The researchers were also concerned about the potential for falls due to very low blood pressure. People in the 120 mmHg group also saw an increased incidence of non-major, but still significant, changes to their kidney function, including hospitalizations for kidney damage. The development of dementia was about the same in both groups. The group who had achieved systolic levels of 120 mmHg or less did see a lowered risk of heart disease events, and a lower likelihood of mild cognitive impairment. To these ends, the second group received what researchers considered “intensive” treatment to bring their systolic reading down below 120 mmHg. The scientists were also interested in seeing if cognitive or physical impairments would affect the benefits of any lower systolic measurement.
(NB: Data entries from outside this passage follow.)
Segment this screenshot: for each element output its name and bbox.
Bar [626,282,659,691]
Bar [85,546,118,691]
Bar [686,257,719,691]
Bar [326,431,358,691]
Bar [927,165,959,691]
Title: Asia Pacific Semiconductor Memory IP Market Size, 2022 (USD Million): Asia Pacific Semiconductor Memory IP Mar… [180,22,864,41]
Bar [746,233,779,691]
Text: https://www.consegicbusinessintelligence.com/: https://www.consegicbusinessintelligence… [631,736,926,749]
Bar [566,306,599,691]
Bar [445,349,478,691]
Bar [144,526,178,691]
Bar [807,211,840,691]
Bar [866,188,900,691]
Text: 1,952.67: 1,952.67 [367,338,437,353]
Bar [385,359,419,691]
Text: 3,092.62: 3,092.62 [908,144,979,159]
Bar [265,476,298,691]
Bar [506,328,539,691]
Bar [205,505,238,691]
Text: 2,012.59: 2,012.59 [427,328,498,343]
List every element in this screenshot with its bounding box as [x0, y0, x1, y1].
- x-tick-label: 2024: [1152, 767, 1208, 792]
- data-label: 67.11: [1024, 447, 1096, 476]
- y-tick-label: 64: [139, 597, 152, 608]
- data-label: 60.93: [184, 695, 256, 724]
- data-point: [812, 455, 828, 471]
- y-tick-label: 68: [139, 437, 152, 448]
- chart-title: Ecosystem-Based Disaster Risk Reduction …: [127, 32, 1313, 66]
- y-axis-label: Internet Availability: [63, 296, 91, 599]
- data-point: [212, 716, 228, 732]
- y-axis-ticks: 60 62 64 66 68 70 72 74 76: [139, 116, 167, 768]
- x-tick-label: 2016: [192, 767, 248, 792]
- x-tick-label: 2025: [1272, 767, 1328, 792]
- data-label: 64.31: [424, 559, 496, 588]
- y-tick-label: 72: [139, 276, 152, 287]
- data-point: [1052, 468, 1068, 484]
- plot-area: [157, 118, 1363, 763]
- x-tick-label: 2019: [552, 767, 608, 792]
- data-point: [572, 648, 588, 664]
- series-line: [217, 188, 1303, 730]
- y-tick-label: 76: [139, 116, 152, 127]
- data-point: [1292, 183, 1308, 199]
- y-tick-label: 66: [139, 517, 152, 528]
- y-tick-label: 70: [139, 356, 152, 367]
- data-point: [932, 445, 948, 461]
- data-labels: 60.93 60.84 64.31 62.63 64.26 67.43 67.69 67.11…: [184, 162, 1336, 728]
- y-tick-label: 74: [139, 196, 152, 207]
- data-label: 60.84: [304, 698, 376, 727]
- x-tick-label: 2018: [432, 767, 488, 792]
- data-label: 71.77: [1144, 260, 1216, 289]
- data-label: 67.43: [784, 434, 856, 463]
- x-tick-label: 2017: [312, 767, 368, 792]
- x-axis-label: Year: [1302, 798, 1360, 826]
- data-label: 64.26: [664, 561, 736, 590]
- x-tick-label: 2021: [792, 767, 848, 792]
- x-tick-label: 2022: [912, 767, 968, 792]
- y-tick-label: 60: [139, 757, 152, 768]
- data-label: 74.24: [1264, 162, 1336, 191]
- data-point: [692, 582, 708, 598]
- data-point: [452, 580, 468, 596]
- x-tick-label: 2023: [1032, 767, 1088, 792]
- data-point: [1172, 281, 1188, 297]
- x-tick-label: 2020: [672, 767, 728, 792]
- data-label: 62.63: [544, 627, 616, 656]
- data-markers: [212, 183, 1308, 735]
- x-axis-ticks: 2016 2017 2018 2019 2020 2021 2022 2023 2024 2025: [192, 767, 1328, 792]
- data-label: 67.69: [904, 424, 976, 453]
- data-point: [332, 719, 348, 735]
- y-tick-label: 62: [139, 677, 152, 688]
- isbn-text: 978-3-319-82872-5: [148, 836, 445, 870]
The researchers sought to determine if a more aggressive control of high blood pressure would benefit people’s health, lower their risk of heart disease events, cognitive decline, or death, or increase health risks in any way. The researchers randomly divided the participants into two equal groups, with one group receiving assistance in getting their systolic readings below 140 mmHg. The average baseline systolic blood pressure of the participants was approximately 142 mmHg. More than half of those included were regularly taking five or more medications. The mean age of the participants was 84, with about 3% older than 90. The majority had three or more chronic health conditions. They included data from individuals who had experienced strokes, heart attacks, changes in kidney function, cognitive impairment, quality of life reduction, or who had died.Ībout 27% of them had a history of heart disease. Researchers gathered information from the Systolic Blood Pressure Intervention Trial (SPRINT).

The study’s findings come from a randomized trial of 1,167 participants.